Brésil : les ninjas de l’info
de Frédérique Zingaro, Mathilde Bonnassieux et Georges Tillard
ARTE GEIE / Hikari Presse – France 2014

Voilà neuf mois, la rue brésilienne s’embrasait : excédés par la corruption, un pouvoir d’achat en berne et des services publics quasi inexistants, des millions de Brésiliens se sont heurtés à une police extrêmement violente, incapable de gérer des protestations populaires et habituée surtout à une totale impunité.

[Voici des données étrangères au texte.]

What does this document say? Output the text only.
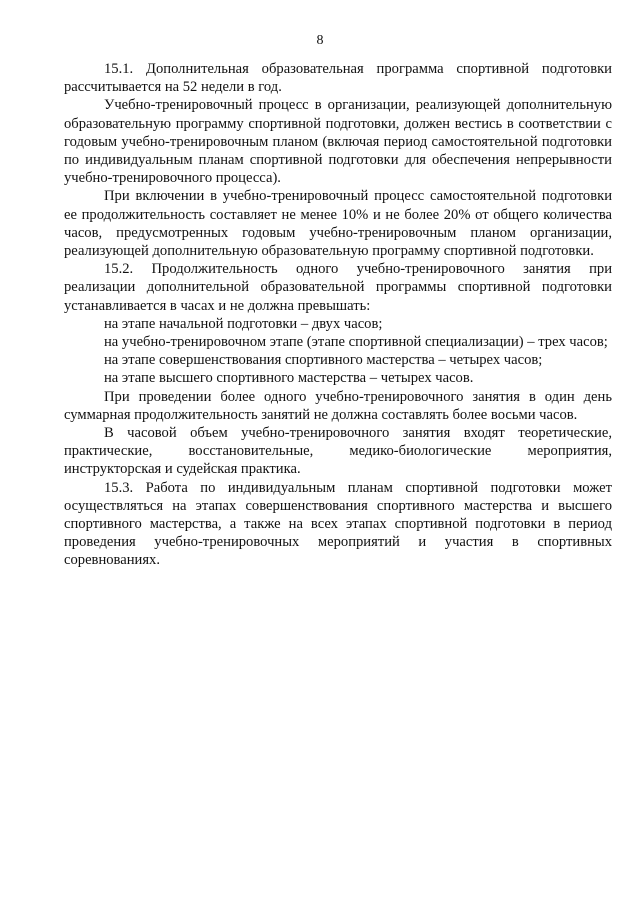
8

15.1. Дополнительная образовательная программа спортивной подготовки рассчитывается на 52 недели в год.

Учебно-тренировочный процесс в организации, реализующей дополнительную образовательную программу спортивной подготовки, должен вестись в соответствии с годовым учебно-тренировочным планом (включая период самостоятельной подготовки по индивидуальным планам спортивной подготовки для обеспечения непрерывности учебно-тренировочного процесса).

При включении в учебно-тренировочный процесс самостоятельной подготовки ее продолжительность составляет не менее 10% и не более 20% от общего количества часов, предусмотренных годовым учебно-тренировочным планом организации, реализующей дополнительную образовательную программу спортивной подготовки.

15.2. Продолжительность одного учебно-тренировочного занятия при реализации дополнительной образовательной программы спортивной подготовки устанавливается в часах и не должна превышать:

на этапе начальной подготовки – двух часов;

на учебно-тренировочном этапе (этапе спортивной специализации) – трех часов;

на этапе совершенствования спортивного мастерства – четырех часов;

на этапе высшего спортивного мастерства – четырех часов.

При проведении более одного учебно-тренировочного занятия в один день суммарная продолжительность занятий не должна составлять более восьми часов.

В часовой объем учебно-тренировочного занятия входят теоретические, практические, восстановительные, медико-биологические мероприятия, инструкторская и судейская практика.

15.3. Работа по индивидуальным планам спортивной подготовки может осуществляться на этапах совершенствования спортивного мастерства и высшего спортивного мастерства, а также на всех этапах спортивной подготовки в период проведения учебно-тренировочных мероприятий и участия в спортивных соревнованиях.
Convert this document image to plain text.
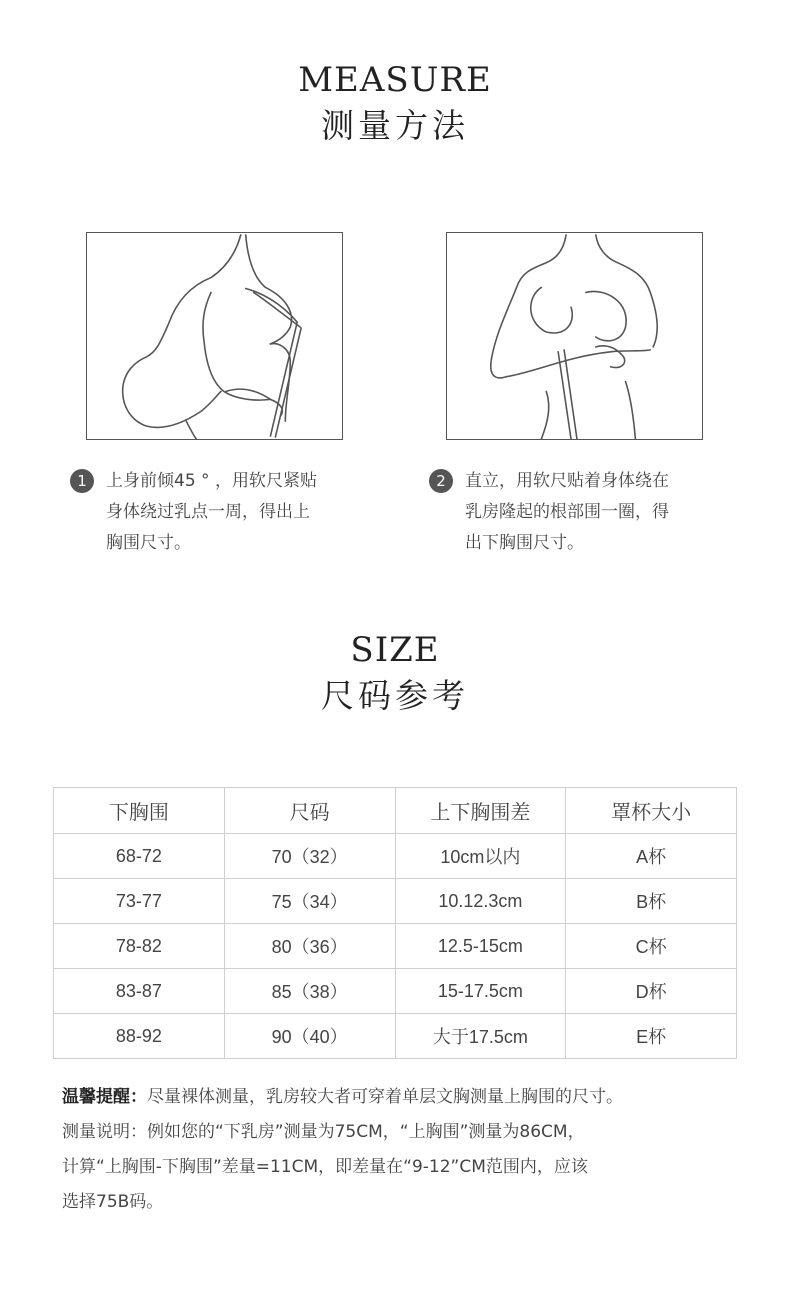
MEASURE
测量方法
1	上身前倾45 ° ，用软尺紧贴
身体绕过乳点一周，得出上
胸围尺寸。
2	直立，用软尺贴着身体绕在
乳房隆起的根部围一圈，得
出下胸围尺寸。
SIZE
尺码参考
下胸围	尺码	上下胸围差	罩杯大小
68-72	70（32）	10cm以内	A杯
73-77	75（34）	10.12.3cm	B杯
78-82	80（36）	12.5-15cm	C杯
83-87	85（38）	15-17.5cm	D杯
88-92	90（40）	大于17.5cm	E杯
温馨提醒：尽量裸体测量，乳房较大者可穿着单层文胸测量上胸围的尺寸。
测量说明：例如您的“下乳房”测量为75CM，“上胸围”测量为86CM，
计算“上胸围-下胸围”差量=11CM，即差量在“9-12”CM范围内，应该
选择75B码。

Mais au fil des manifestations, de jeunes Brésiliens ont tenu chronique de cette violence, en la retransmettant en direct sur Internet, à partir de simples téléphones portables. Ils se sont baptisés les « Ninjas de l’information » et sont devenus des acteurs incontournables du débat politique au Brésil. La police s’en méfie, les grands médias redoutent cette concurrence qui ne craint ni les puissants, ni les baisses de ressource publicitaires : grâce à eux, toutes les manifestations qui se poursuivent au Brésil, trouvent un écho et un public... La révolution des mobiles se poursuit.